AN AMERICAN FAMILY was television’s first reality show, shot documentary style in 1971 and first aired in the United States on PBS in 1973. The show was twelve episodes long, edited down from about 300 hours of footage, and chronicled the experience of a nuclear family, the Loud family of Santa Barbara, California, during a period of time when parents Bill and Pat Loud separated (in a infamous and powerful on-camera sequence) and Pat filed for divorce.
The parents had five children. One of them, Lance Loud, was a gay 20-year-old man who occasionally wore lipstick and women’s clothes and took his mother to a drag show in the second episode of the series. He lived in the Chelsea Hotel during its Warholesque heydey and this is captured in the second episode (Holly Woodlawn was his neighbor and appears in several scenes, along with Candy Darling, Jackie Curtis, and other famous drag queens of the time).
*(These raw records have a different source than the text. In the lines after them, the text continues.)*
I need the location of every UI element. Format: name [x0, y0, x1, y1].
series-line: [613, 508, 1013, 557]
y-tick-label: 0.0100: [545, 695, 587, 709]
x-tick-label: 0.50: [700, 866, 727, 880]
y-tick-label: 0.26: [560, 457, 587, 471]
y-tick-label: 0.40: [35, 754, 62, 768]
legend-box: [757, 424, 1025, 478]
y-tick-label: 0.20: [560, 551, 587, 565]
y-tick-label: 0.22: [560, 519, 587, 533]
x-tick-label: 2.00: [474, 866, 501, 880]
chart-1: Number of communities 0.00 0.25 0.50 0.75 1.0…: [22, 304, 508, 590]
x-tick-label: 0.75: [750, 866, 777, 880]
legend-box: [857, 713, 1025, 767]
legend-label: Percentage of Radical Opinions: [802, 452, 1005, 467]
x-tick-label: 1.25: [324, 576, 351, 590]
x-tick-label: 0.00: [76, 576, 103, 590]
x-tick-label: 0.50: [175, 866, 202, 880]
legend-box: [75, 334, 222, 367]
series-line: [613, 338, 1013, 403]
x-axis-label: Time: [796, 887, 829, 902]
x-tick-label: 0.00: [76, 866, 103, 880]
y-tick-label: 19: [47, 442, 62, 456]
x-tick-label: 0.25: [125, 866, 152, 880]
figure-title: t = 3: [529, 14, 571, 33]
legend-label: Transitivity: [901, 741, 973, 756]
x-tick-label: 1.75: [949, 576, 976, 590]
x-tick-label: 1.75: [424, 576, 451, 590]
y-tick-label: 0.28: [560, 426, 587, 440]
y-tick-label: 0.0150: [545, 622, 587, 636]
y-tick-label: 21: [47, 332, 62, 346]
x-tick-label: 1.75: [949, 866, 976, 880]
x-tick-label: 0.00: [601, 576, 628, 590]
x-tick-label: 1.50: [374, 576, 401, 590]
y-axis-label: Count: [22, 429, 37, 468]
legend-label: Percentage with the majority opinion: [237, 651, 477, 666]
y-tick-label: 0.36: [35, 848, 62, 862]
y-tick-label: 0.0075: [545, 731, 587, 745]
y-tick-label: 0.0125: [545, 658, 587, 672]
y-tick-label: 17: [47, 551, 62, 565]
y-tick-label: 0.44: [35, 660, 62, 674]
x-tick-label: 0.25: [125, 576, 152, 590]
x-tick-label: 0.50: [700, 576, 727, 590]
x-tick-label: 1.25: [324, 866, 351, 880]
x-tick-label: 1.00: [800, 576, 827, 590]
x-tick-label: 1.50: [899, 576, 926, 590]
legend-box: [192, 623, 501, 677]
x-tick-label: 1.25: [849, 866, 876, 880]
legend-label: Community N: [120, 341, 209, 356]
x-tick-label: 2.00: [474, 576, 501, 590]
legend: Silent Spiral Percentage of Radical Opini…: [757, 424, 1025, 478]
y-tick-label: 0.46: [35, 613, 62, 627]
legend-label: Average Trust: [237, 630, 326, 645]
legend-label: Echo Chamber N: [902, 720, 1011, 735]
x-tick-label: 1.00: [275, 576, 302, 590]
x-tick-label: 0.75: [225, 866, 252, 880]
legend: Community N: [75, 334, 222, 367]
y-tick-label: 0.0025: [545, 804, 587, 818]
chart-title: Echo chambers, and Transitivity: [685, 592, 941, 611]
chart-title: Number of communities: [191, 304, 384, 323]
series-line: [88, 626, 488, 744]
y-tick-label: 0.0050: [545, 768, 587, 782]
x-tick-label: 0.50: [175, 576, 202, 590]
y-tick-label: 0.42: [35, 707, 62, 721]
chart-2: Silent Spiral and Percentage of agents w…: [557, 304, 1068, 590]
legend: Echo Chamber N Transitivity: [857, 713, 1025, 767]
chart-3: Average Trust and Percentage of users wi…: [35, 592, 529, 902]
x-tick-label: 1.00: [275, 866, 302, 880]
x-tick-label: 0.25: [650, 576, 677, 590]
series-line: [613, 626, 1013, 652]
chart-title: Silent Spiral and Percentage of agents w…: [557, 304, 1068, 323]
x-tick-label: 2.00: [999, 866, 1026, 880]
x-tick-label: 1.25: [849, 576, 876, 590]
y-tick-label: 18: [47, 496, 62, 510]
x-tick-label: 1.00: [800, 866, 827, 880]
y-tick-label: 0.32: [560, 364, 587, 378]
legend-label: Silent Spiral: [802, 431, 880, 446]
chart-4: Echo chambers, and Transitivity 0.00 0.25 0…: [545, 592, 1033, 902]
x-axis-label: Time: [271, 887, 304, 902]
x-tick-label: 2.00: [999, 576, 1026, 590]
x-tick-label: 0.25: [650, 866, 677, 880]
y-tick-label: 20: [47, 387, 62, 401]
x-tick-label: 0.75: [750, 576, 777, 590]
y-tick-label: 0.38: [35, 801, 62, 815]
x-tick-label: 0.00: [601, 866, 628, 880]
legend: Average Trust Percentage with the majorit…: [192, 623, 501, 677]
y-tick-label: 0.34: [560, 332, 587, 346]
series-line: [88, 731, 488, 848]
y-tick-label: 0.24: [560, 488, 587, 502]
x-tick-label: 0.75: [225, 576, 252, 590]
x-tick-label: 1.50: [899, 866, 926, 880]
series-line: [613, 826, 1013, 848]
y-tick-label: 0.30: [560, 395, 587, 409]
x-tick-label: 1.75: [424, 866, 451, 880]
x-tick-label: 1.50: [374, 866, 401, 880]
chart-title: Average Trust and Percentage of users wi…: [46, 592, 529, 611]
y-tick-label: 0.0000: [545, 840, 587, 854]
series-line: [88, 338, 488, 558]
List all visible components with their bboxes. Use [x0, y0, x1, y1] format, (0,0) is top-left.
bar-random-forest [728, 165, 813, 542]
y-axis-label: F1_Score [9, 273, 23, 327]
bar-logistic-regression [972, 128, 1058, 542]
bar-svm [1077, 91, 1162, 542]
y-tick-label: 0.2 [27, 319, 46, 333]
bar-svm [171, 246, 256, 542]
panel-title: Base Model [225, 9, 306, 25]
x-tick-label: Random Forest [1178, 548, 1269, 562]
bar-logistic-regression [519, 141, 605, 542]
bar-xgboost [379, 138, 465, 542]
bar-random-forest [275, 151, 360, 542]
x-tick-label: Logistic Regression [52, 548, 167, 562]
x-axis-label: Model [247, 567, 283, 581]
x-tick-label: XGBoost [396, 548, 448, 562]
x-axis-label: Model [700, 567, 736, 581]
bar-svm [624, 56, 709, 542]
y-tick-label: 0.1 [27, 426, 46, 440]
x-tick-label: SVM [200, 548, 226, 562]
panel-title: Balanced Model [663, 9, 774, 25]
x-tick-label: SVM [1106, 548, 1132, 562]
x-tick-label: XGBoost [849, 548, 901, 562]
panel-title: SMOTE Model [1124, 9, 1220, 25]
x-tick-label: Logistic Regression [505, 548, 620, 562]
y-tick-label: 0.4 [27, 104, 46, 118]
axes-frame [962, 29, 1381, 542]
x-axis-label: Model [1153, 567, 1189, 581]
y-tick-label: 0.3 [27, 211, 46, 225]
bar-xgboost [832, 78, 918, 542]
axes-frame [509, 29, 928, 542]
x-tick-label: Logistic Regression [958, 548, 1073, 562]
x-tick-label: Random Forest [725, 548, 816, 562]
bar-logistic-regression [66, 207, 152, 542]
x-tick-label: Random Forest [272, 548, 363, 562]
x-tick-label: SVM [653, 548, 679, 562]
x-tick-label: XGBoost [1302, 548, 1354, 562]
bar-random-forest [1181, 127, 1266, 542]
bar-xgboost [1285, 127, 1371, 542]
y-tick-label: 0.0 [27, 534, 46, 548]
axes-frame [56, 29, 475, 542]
On airing, the show drew over 10 million viewers — phenomenal viewership for PBS in 1973 (or even presently) — and drew considerable controversy. The series was widely discussed in the media in 1973, and the Loud family appeared on the cover of the March 12, 1973 issue of Newsweek magazine.
--An American Family: The Story of the Louds (1973)
In the wake of the news that the Jon & Kate Plus 8 trainwreck last night was its (and TLC's as a whole) highest rated episode ever (no doubt giving fuel to what appears to be TLC and Kate's desires to not end the show) I find it interesting that this isn't the first time America has become captivated by a family in trouble.
What exactly does that say about us as a society? I'm not entirely sure.